Microsoft’s much-discussed report, “Defending Ukraine: Early Lessons from the Cyber War,” includes an account of Russian targeting in the cyber phases of its hybrid war against Ukraine. “Russian targeting has prioritized governments, especially among NATO members,” the report says. “But the list of targets has also included think tanks, humanitarian organizations, IT companies, and energy and other critical infrastructure suppliers.” While Russian cyber operations have, as many have observed, fallen as far short of the widespread devastation of infrastructure as Russian combined arms operations fell short of the conquest of Kyiv (both widely expected), they’ve enjoyed some success. “Since the start of the war, the Russian targeting we’ve identified has been successful 29 percent of the time. A quarter of these successful intrusions has led to confirmed exfiltration of an organization’s data, although as explained in the report, this likely understates the degree of Russian success.”

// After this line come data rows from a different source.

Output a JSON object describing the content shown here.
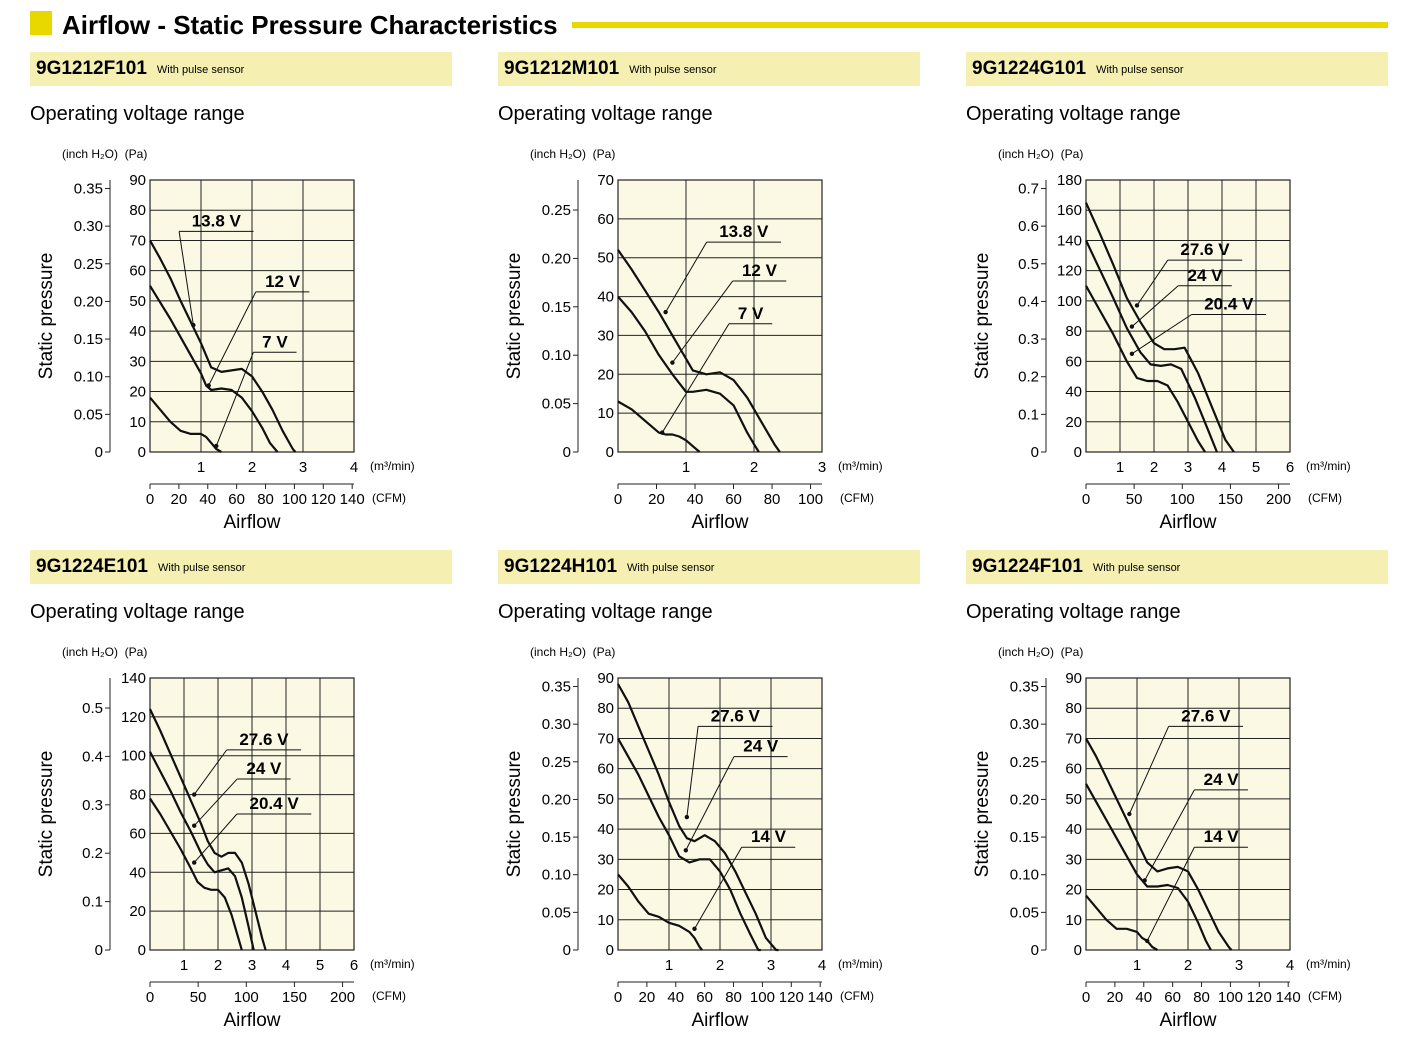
{
  "page": {
    "title": "Airflow - Static Pressure Characteristics",
    "range_label": "Operating voltage range",
    "pulse_note": "With pulse sensor",
    "colors": {
      "accent": "#e8d800",
      "model_bar": "#f6efb2",
      "plot_bg": "#fbf9e3"
    }
  },
  "chart_data": [
    {
      "type": "line",
      "model": "9G1212F101",
      "xlabel": "Airflow",
      "ylabel": "Static pressure",
      "x_unit": "(m³/min)",
      "x2_unit": "(CFM)",
      "y_unit": "(Pa)",
      "y2_unit": "(inch H₂O)",
      "xlim": [
        0,
        4
      ],
      "x_ticks": [
        1,
        2,
        3,
        4
      ],
      "x2_ticks": [
        0,
        20,
        40,
        60,
        80,
        100,
        120,
        140
      ],
      "ylim": [
        0,
        90
      ],
      "y_ticks": [
        0,
        10,
        20,
        30,
        40,
        50,
        60,
        70,
        80,
        90
      ],
      "y2_ticks": [
        "0",
        "0.05",
        "0.10",
        "0.15",
        "0.20",
        "0.25",
        "0.30",
        "0.35"
      ],
      "grid": true,
      "series": [
        {
          "name": "13.8 V",
          "x": [
            0,
            0.2,
            0.4,
            0.6,
            0.8,
            1.0,
            1.1,
            1.2,
            1.4,
            1.6,
            1.8,
            2.0,
            2.2,
            2.4,
            2.6,
            2.8,
            2.85
          ],
          "y": [
            70,
            64,
            57.5,
            50,
            43,
            36,
            32,
            28,
            26.5,
            27,
            27.5,
            25,
            20,
            14,
            7,
            1,
            0
          ]
        },
        {
          "name": "12 V",
          "x": [
            0,
            0.2,
            0.4,
            0.6,
            0.8,
            1.0,
            1.1,
            1.2,
            1.4,
            1.6,
            1.8,
            2.0,
            2.2,
            2.35,
            2.5
          ],
          "y": [
            55,
            49.5,
            44,
            38,
            32,
            26,
            22,
            20.5,
            21,
            20.5,
            18,
            13.5,
            8,
            3,
            0
          ]
        },
        {
          "name": "7 V",
          "x": [
            0,
            0.2,
            0.4,
            0.6,
            0.8,
            1.0,
            1.1,
            1.2,
            1.3,
            1.4
          ],
          "y": [
            18,
            14,
            10,
            7,
            6,
            6,
            5,
            3,
            1,
            0
          ]
        }
      ],
      "annotations": [
        {
          "text": "13.8 V",
          "x": 1.3,
          "y": 73,
          "target_x": 0.85,
          "target_y": 42
        },
        {
          "text": "12 V",
          "x": 2.6,
          "y": 53,
          "target_x": 1.15,
          "target_y": 22
        },
        {
          "text": "7 V",
          "x": 2.45,
          "y": 33,
          "target_x": 1.3,
          "target_y": 2
        }
      ]
    },
    {
      "type": "line",
      "model": "9G1212M101",
      "xlabel": "Airflow",
      "ylabel": "Static pressure",
      "x_unit": "(m³/min)",
      "x2_unit": "(CFM)",
      "y_unit": "(Pa)",
      "y2_unit": "(inch H₂O)",
      "xlim": [
        0,
        3
      ],
      "x_ticks": [
        1,
        2,
        3
      ],
      "x2_ticks": [
        0,
        20,
        40,
        60,
        80,
        100
      ],
      "ylim": [
        0,
        70
      ],
      "y_ticks": [
        0,
        10,
        20,
        30,
        40,
        50,
        60,
        70
      ],
      "y2_ticks": [
        "0",
        "0.05",
        "0.10",
        "0.15",
        "0.20",
        "0.25"
      ],
      "grid": true,
      "series": [
        {
          "name": "13.8 V",
          "x": [
            0,
            0.2,
            0.4,
            0.6,
            0.8,
            1.0,
            1.1,
            1.3,
            1.5,
            1.7,
            1.9,
            2.1,
            2.2,
            2.3,
            2.38
          ],
          "y": [
            52,
            47,
            41.5,
            36,
            30,
            24,
            21,
            20,
            20.5,
            18.5,
            14,
            8,
            5,
            2,
            0
          ]
        },
        {
          "name": "12 V",
          "x": [
            0,
            0.2,
            0.4,
            0.6,
            0.8,
            1.0,
            1.1,
            1.3,
            1.5,
            1.7,
            1.9,
            2.0,
            2.07
          ],
          "y": [
            40,
            36,
            31,
            25,
            20,
            15.5,
            15.5,
            16,
            15,
            12,
            5,
            2,
            0
          ]
        },
        {
          "name": "7 V",
          "x": [
            0,
            0.2,
            0.4,
            0.6,
            0.7,
            0.8,
            0.9,
            1.0,
            1.1,
            1.2
          ],
          "y": [
            13,
            11,
            8,
            5,
            4.5,
            4.5,
            4,
            3,
            1.5,
            0
          ]
        }
      ],
      "annotations": [
        {
          "text": "13.8 V",
          "x": 1.85,
          "y": 54,
          "target_x": 0.7,
          "target_y": 36
        },
        {
          "text": "12 V",
          "x": 2.08,
          "y": 44,
          "target_x": 0.8,
          "target_y": 23
        },
        {
          "text": "7 V",
          "x": 1.95,
          "y": 33,
          "target_x": 0.65,
          "target_y": 5
        }
      ]
    },
    {
      "type": "line",
      "model": "9G1224G101",
      "xlabel": "Airflow",
      "ylabel": "Static pressure",
      "x_unit": "(m³/min)",
      "x2_unit": "(CFM)",
      "y_unit": "(Pa)",
      "y2_unit": "(inch H₂O)",
      "xlim": [
        0,
        6
      ],
      "x_ticks": [
        1,
        2,
        3,
        4,
        5,
        6
      ],
      "x2_ticks": [
        0,
        50,
        100,
        150,
        200
      ],
      "ylim": [
        0,
        180
      ],
      "y_ticks": [
        0,
        20,
        40,
        60,
        80,
        100,
        120,
        140,
        160,
        180
      ],
      "y2_ticks": [
        "0",
        "0.1",
        "0.2",
        "0.3",
        "0.4",
        "0.5",
        "0.6",
        "0.7"
      ],
      "grid": true,
      "series": [
        {
          "name": "27.6 V",
          "x": [
            0,
            0.4,
            0.8,
            1.2,
            1.6,
            2.0,
            2.3,
            2.6,
            2.9,
            3.3,
            3.7,
            4.1,
            4.35
          ],
          "y": [
            165,
            145,
            124,
            102,
            86,
            72,
            68,
            68,
            69,
            52,
            30,
            8,
            0
          ]
        },
        {
          "name": "24 V",
          "x": [
            0,
            0.4,
            0.8,
            1.2,
            1.6,
            1.9,
            2.2,
            2.5,
            2.8,
            3.2,
            3.6,
            3.85
          ],
          "y": [
            140,
            121,
            102,
            82,
            66,
            58,
            57,
            58,
            55,
            36,
            14,
            0
          ]
        },
        {
          "name": "20.4 V",
          "x": [
            0,
            0.4,
            0.8,
            1.2,
            1.5,
            1.8,
            2.1,
            2.4,
            2.7,
            3.0,
            3.3,
            3.5
          ],
          "y": [
            110,
            94,
            78,
            60,
            49,
            47,
            47,
            44,
            33,
            20,
            7,
            0
          ]
        }
      ],
      "annotations": [
        {
          "text": "27.6 V",
          "x": 3.5,
          "y": 127,
          "target_x": 1.5,
          "target_y": 97
        },
        {
          "text": "24 V",
          "x": 3.5,
          "y": 110,
          "target_x": 1.35,
          "target_y": 83
        },
        {
          "text": "20.4 V",
          "x": 4.2,
          "y": 91,
          "target_x": 1.35,
          "target_y": 65
        }
      ]
    },
    {
      "type": "line",
      "model": "9G1224E101",
      "xlabel": "Airflow",
      "ylabel": "Static pressure",
      "x_unit": "(m³/min)",
      "x2_unit": "(CFM)",
      "y_unit": "(Pa)",
      "y2_unit": "(inch H₂O)",
      "xlim": [
        0,
        6
      ],
      "x_ticks": [
        1,
        2,
        3,
        4,
        5,
        6
      ],
      "x2_ticks": [
        0,
        50,
        100,
        150,
        200
      ],
      "ylim": [
        0,
        140
      ],
      "y_ticks": [
        0,
        20,
        40,
        60,
        80,
        100,
        120,
        140
      ],
      "y2_ticks": [
        "0",
        "0.1",
        "0.2",
        "0.3",
        "0.4",
        "0.5"
      ],
      "grid": true,
      "series": [
        {
          "name": "27.6 V",
          "x": [
            0,
            0.3,
            0.6,
            0.9,
            1.2,
            1.5,
            1.7,
            1.9,
            2.1,
            2.3,
            2.5,
            2.7,
            2.9,
            3.1,
            3.3,
            3.4
          ],
          "y": [
            124,
            113,
            101,
            89,
            77,
            65,
            56,
            50,
            48,
            50,
            50,
            45,
            34,
            20,
            6,
            0
          ]
        },
        {
          "name": "24 V",
          "x": [
            0,
            0.3,
            0.6,
            0.9,
            1.2,
            1.5,
            1.7,
            1.9,
            2.1,
            2.3,
            2.5,
            2.7,
            2.9,
            3.05
          ],
          "y": [
            102,
            92,
            82,
            71,
            61,
            50,
            44,
            40,
            41,
            42,
            38,
            27,
            12,
            0
          ]
        },
        {
          "name": "20.4 V",
          "x": [
            0,
            0.3,
            0.6,
            0.9,
            1.2,
            1.4,
            1.6,
            1.8,
            2.0,
            2.2,
            2.4,
            2.6,
            2.7
          ],
          "y": [
            78,
            70,
            61,
            52,
            42,
            35,
            32,
            31,
            31,
            27,
            18,
            6,
            0
          ]
        }
      ],
      "annotations": [
        {
          "text": "27.6 V",
          "x": 3.35,
          "y": 103,
          "target_x": 1.3,
          "target_y": 80
        },
        {
          "text": "24 V",
          "x": 3.35,
          "y": 88,
          "target_x": 1.3,
          "target_y": 64
        },
        {
          "text": "20.4 V",
          "x": 3.65,
          "y": 70,
          "target_x": 1.3,
          "target_y": 45
        }
      ]
    },
    {
      "type": "line",
      "model": "9G1224H101",
      "xlabel": "Airflow",
      "ylabel": "Static pressure",
      "x_unit": "(m³/min)",
      "x2_unit": "(CFM)",
      "y_unit": "(Pa)",
      "y2_unit": "(inch H₂O)",
      "xlim": [
        0,
        4
      ],
      "x_ticks": [
        1,
        2,
        3,
        4
      ],
      "x2_ticks": [
        0,
        20,
        40,
        60,
        80,
        100,
        120,
        140
      ],
      "ylim": [
        0,
        90
      ],
      "y_ticks": [
        0,
        10,
        20,
        30,
        40,
        50,
        60,
        70,
        80,
        90
      ],
      "y2_ticks": [
        "0",
        "0.05",
        "0.10",
        "0.15",
        "0.20",
        "0.25",
        "0.30",
        "0.35"
      ],
      "grid": true,
      "series": [
        {
          "name": "27.6 V",
          "x": [
            0,
            0.2,
            0.4,
            0.6,
            0.8,
            1.0,
            1.2,
            1.35,
            1.5,
            1.7,
            1.9,
            2.1,
            2.3,
            2.5,
            2.7,
            2.9,
            3.1,
            3.15
          ],
          "y": [
            88,
            82,
            74,
            66,
            58,
            49,
            41,
            37,
            36,
            38,
            36,
            32,
            26,
            19,
            12,
            4,
            0,
            0
          ]
        },
        {
          "name": "24 V",
          "x": [
            0,
            0.2,
            0.4,
            0.6,
            0.8,
            1.0,
            1.2,
            1.4,
            1.6,
            1.8,
            2.0,
            2.2,
            2.4,
            2.6,
            2.75,
            2.8
          ],
          "y": [
            70,
            64,
            58,
            51,
            44,
            38,
            31,
            29,
            30,
            30,
            26,
            20,
            12,
            5,
            0,
            0
          ]
        },
        {
          "name": "14 V",
          "x": [
            0,
            0.2,
            0.4,
            0.6,
            0.8,
            1.0,
            1.2,
            1.4,
            1.5,
            1.6,
            1.65
          ],
          "y": [
            25,
            21,
            16,
            12,
            11,
            9,
            8,
            6,
            4,
            1,
            0
          ]
        }
      ],
      "annotations": [
        {
          "text": "27.6 V",
          "x": 2.3,
          "y": 74,
          "target_x": 1.35,
          "target_y": 44
        },
        {
          "text": "24 V",
          "x": 2.8,
          "y": 64,
          "target_x": 1.33,
          "target_y": 33
        },
        {
          "text": "14 V",
          "x": 2.95,
          "y": 34,
          "target_x": 1.5,
          "target_y": 7
        }
      ]
    },
    {
      "type": "line",
      "model": "9G1224F101",
      "xlabel": "Airflow",
      "ylabel": "Static pressure",
      "x_unit": "(m³/min)",
      "x2_unit": "(CFM)",
      "y_unit": "(Pa)",
      "y2_unit": "(inch H₂O)",
      "xlim": [
        0,
        4
      ],
      "x_ticks": [
        1,
        2,
        3,
        4
      ],
      "x2_ticks": [
        0,
        20,
        40,
        60,
        80,
        100,
        120,
        140
      ],
      "ylim": [
        0,
        90
      ],
      "y_ticks": [
        0,
        10,
        20,
        30,
        40,
        50,
        60,
        70,
        80,
        90
      ],
      "y2_ticks": [
        "0",
        "0.05",
        "0.10",
        "0.15",
        "0.20",
        "0.25",
        "0.30",
        "0.35"
      ],
      "grid": true,
      "series": [
        {
          "name": "27.6 V",
          "x": [
            0,
            0.2,
            0.4,
            0.6,
            0.8,
            1.0,
            1.2,
            1.4,
            1.6,
            1.8,
            2.0,
            2.2,
            2.4,
            2.6,
            2.8,
            2.85
          ],
          "y": [
            70,
            64,
            57,
            50,
            43,
            36,
            29,
            26,
            27,
            27.5,
            26,
            20,
            13,
            6,
            1,
            0
          ]
        },
        {
          "name": "24 V",
          "x": [
            0,
            0.2,
            0.4,
            0.6,
            0.8,
            1.0,
            1.2,
            1.4,
            1.6,
            1.8,
            2.0,
            2.2,
            2.35,
            2.45
          ],
          "y": [
            55,
            49,
            43,
            37,
            31,
            25,
            21,
            21,
            21.5,
            20.5,
            16,
            9,
            3,
            0
          ]
        },
        {
          "name": "14 V",
          "x": [
            0,
            0.2,
            0.4,
            0.6,
            0.8,
            1.0,
            1.1,
            1.2,
            1.3,
            1.4
          ],
          "y": [
            18,
            14,
            10,
            7,
            7,
            6,
            4,
            3,
            1,
            0
          ]
        }
      ],
      "annotations": [
        {
          "text": "27.6 V",
          "x": 2.35,
          "y": 74,
          "target_x": 0.85,
          "target_y": 45
        },
        {
          "text": "24 V",
          "x": 2.65,
          "y": 53,
          "target_x": 1.15,
          "target_y": 23
        },
        {
          "text": "14 V",
          "x": 2.65,
          "y": 34,
          "target_x": 1.2,
          "target_y": 3
        }
      ]
    }
  ]
}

About twelve percent of the organizations targeted were non-governmental organizations “that most typically are either think tanks advising on foreign policy or humanitarian groups involved in providing aid to Ukraine’s civilian population or support for refugees.” Recorded Future notes that think tanks often appear on intelligence services’ target lists.

It’s not difficult to see why. In many countries think tanks serve as holding pens for shadow subcabinets. In the US, for example, when there’s a change in Administration, a lot of the Assistant Secretaries of (your Cabinet Department here) will have come from stints at Brookings, or the JFK School, or CSIS, or the Manhattan or Heritage or Hoover institutes. The think tanks are well-connected with governments and can be conduits of access and insight for a hostile intelligence service. The think tanks are also sources of influence, and shaping their output offers the promise of amplifying points-of-view a hostile government might wish to see gain currency, especially among their adversaries’ elites. In the Russian system, Microsoft’s report says, think tanks are the special province of the SVR, the foreign intelligence descendant of the KGB.